昨日までぴんぴんしていた若い男が、突然の病で倒れる事も稀ではない。

三村は、それを知っている。


「…写真は持ち歩いている。見るか?」

三村は小さく頷いた。


桂花が、手帳を取り出す。

しおりのようにラミネート加工された、カラー写真を三村の方向に提示した。


三村は、息を呑んだ。


肌の白い、輝く様な黒目の大きい、華奢な少女と言っても差し支えのない様な女が其処に写っていた。


桂花が、全てを狂わせたのも納得できる美しさである。


三村が見とれているうちに、桂花はまた直ぐに写真をしまった。


「…美しいな」

『人』の手には決して落ちる事の無い存在。


三村は、桂花は長い孤独と引き換えに永遠とその存在を手にしたのだと理解した。


「…お前こそ、あのテレカは今でも持ち歩いているのか?」

『あの』テレカが何を意味するかは知っている。


「ああ。
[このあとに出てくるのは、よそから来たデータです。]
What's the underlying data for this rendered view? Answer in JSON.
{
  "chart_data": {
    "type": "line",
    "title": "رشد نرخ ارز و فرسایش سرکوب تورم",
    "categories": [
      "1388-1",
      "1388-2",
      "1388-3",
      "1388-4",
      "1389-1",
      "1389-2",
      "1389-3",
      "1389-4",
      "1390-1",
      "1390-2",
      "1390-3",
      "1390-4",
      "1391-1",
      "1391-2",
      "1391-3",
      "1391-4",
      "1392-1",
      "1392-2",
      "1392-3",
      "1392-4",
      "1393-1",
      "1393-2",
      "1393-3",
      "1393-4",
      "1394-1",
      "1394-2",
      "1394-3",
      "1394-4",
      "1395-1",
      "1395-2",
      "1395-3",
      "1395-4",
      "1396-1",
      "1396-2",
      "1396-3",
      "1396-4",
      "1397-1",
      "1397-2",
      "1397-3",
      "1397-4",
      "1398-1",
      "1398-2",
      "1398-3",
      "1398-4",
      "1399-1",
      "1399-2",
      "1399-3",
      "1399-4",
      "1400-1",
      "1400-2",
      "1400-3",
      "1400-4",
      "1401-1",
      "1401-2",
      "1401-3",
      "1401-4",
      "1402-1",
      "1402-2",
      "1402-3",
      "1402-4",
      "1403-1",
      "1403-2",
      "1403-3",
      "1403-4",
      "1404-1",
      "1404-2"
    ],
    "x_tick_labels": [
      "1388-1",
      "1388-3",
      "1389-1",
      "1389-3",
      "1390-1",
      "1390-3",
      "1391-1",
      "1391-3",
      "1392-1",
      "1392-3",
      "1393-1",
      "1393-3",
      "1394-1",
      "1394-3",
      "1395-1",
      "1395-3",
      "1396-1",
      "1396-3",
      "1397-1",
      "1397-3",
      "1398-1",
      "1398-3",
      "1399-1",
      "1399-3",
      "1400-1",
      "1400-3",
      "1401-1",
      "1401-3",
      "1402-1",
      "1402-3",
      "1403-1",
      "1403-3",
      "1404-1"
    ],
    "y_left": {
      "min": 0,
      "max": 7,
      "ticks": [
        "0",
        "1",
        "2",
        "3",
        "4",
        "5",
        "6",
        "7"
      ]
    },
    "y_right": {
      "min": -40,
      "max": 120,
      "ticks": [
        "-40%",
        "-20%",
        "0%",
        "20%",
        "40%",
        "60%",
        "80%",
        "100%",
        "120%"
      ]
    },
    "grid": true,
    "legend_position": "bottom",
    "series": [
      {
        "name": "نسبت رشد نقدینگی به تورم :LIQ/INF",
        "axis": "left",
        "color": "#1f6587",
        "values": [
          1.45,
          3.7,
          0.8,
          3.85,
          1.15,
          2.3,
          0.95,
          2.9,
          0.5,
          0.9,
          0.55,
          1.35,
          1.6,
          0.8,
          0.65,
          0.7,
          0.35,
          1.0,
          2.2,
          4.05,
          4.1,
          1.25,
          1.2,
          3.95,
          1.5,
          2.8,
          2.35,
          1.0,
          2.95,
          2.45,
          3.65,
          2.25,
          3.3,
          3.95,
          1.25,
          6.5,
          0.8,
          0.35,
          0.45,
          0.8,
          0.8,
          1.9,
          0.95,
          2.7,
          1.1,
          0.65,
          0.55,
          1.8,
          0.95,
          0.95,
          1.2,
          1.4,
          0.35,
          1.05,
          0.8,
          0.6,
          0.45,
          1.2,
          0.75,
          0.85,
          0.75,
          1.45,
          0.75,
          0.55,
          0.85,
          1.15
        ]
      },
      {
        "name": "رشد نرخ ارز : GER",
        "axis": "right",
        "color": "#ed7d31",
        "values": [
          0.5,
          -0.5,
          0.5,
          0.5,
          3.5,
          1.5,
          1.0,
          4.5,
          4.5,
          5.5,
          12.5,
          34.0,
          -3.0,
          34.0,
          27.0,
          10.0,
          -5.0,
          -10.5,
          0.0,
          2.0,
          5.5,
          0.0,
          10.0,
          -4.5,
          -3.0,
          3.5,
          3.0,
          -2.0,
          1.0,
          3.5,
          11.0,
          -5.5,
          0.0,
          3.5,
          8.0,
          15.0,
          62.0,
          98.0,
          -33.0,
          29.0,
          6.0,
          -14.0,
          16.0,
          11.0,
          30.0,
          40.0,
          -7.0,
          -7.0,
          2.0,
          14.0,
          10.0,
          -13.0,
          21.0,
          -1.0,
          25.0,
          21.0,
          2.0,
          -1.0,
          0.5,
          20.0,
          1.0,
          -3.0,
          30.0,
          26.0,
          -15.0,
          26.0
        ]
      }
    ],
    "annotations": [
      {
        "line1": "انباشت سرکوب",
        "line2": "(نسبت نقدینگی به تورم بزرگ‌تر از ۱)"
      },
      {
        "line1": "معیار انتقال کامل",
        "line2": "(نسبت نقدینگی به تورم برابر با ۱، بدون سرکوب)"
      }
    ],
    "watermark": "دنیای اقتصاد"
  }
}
持ち歩いているぞ…何が書いているかわからなくなったとしても、手放したくないんだ」

三村は、定期入れを鞄から出した。


定期入れの一番底に、フォーゲルスのマスコット『ひこ丸』が書かれているそのテレカはあった。

血糊や焼け焦げで劣化が激しいため、小さなクリアケースに収められている。


「きっと、俺は死ぬまで持ち歩いていると思うよ」


三村の歩んで来た道程を示すようなテレカは、直ぐに定期入れに仕舞われた。


「…さあ、今夜は3人で、俺の昔話でもしようか、タオ、ちゃんぽん頼む!」

元々、三村とタオが水入らずで思い出話に盛り上がる予定だったのだ。


「俺は…唐辛子でも沢山使った雲南料理にしようか」

「えっ、お前食うの?」

「…舌に合う飯なら、俺だって食うぜ」


桂花は、笑った。


三村と、タオと、桂花。

3人の談笑は、夜が更けるまで続いた。


ああ、芥川賞作家氏の文才が一兆分の一でいいから欲しい。

『奔月亭』は普通の中華料理店とスポーツバーを足して2で割った様な店です。

『お前の母国では~』はアジアカップ2004。あとはお察し。


三村氏(仮名)に、桂花の恋人の顔を見せてやりたかった。それだけの話です。

話の流れ的に、引退試合の夜が一番しっくりくると思ったんです。